Two historical observations may be of some relevance here.

1) Before Special Relativity, who knows how many years, and how many
careers were largely consumed, exploring the properties of the
luminiferous "ether" by noteworthy scientists of that era?  If the
stupendously surprising claim that ZF proves there are no weakly
inaccessible cardinals can be validated, well, there goes much of the
whole Cantorian theory, crashing down, but no doubt we would
breathe a collective sigh of relief that another century of building
castles in the sky can now be avoided.   Umm...at least most FOMers
would, right?  (OK, yes, I was being a bit provocative there, but not
gratuitously so -- even scientists and logicians can fail to be
dispassionate when their own worldview is deeply challenged.)  That
observation leads me to my other point.

2) I recall as a teenager seeing books published at least a
half-century after Einstein became world famous, vehemently claiming
to refute his preposterous nonsense of Relativity.   I doubt one would
find such a tome on a library shelf today (except, perhaps, one with
an imprint like "Cranks R Us").   So it can take a very considerable
period of time until a scientific revolution (such as Cantor/Zermelo)

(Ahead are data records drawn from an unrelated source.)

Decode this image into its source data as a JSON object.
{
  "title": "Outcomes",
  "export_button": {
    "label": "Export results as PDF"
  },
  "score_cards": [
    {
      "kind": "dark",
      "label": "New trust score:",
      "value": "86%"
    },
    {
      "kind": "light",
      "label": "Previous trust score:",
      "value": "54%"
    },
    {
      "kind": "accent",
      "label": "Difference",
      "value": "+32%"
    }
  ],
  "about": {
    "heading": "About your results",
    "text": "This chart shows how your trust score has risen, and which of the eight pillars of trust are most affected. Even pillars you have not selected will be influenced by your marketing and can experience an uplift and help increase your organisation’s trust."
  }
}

is consolidated.  If indeed Cantor broke through the walls of
theological, philosophical, and mathematical resistance to perceive
\omega as a "thing in itself" (as I believe he did), then *of course*
we may well believe in (even strongly) inaccessible cardinals.  Julius
Koenig's "refutation" of Cantor's Continuum Hypothesis was found to be
flawed, but his challenge led to new insights and strengthening of the
case for set theory.  Perhaps such will be the case, even if/when
Kiselev's challenge is overthrown.  I wish him well.